Theoretically, mercury should pref-erentially rain down in areas near to power plants. But attempts to determine the fallout have proved incomplete. For instance, the Mercury Deposition Network, which measures the metal in rainwater in many parts of the country, does not account for mercury particulates that settle dry onto vegetation, a form of deposition that could be equal to the wet variety, according to Oak Ridge National Laboratory scientist Steve Lindberg.

And just because a region receives above-average deposition doesn't mean that it will have high levels of methyl mercury, the form that builds up in long-lived predatory fish such as trout, pike, tuna and swordfish. "The areas with the most problems may not have the highest levels of deposition," explains mercury expert David Krabbenhoft of the U.S. Geological Survey branch office in Middleton, Wis. Indeed, the Southeast has greater measured deposition than the Northeast, but both regions have serious methyl mercury problems.
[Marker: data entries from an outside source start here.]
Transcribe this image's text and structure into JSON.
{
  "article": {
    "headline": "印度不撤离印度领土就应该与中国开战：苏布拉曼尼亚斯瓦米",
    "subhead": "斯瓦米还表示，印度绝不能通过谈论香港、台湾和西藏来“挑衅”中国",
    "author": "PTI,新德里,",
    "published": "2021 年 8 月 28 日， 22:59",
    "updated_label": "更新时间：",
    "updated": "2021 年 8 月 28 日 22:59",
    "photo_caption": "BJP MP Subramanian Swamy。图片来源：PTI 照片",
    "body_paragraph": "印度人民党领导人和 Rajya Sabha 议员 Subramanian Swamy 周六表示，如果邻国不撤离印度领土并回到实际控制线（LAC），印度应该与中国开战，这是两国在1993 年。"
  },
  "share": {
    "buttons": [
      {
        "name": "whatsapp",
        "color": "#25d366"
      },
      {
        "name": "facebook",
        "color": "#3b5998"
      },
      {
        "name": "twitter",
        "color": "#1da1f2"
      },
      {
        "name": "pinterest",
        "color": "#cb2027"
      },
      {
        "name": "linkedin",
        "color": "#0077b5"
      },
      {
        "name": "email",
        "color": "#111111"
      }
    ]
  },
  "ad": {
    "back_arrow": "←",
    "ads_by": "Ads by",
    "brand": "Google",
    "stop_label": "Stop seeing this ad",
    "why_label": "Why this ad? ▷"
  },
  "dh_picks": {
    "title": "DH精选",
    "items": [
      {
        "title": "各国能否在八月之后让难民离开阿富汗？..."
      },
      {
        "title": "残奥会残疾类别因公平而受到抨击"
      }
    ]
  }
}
A partial explanation for this dichotomy is the process by which elemental mercury becomes methyl mercury. For mercury to get methylated and enter the food web, it must be processed by bacteria that thrive on sulfate, a sulfur compound. This means that dissolved organic matter and sulfur enhance methylation, as do acidic waters such as those in the Northeast. The methylation process changes the conclusions drawn simply from examining mercury fallout. For instance, Krabbenhoft recently completed a study of New England lakes from locations near Boston and up to Maine. Mercury emissions and deposition are highest in the urban area, but methyl mercury in fish is low. The fish problems occur in Vermont and New Hampshire, where the conditions are right for methylation. "What do we want to protect?" he asks. "If it's beautiful fishing spots like these lakes, then we need to look at more than deposition."

Scientists finally understand methylation well enough to map out vulnerable areas at a national level, according to Krabbenhoft, who is currently working on such a map for the EPA. The work should, for the first time, combine deposition and vulnerability to identify unambiguous hot spots--regions where it makes the most sense to take action to limit the effects of mercury. Scientists hope that this information and other advances may resolve the hot-spot debate and demonstrate the wisdom or folly of the administration's approach to mercury regulation.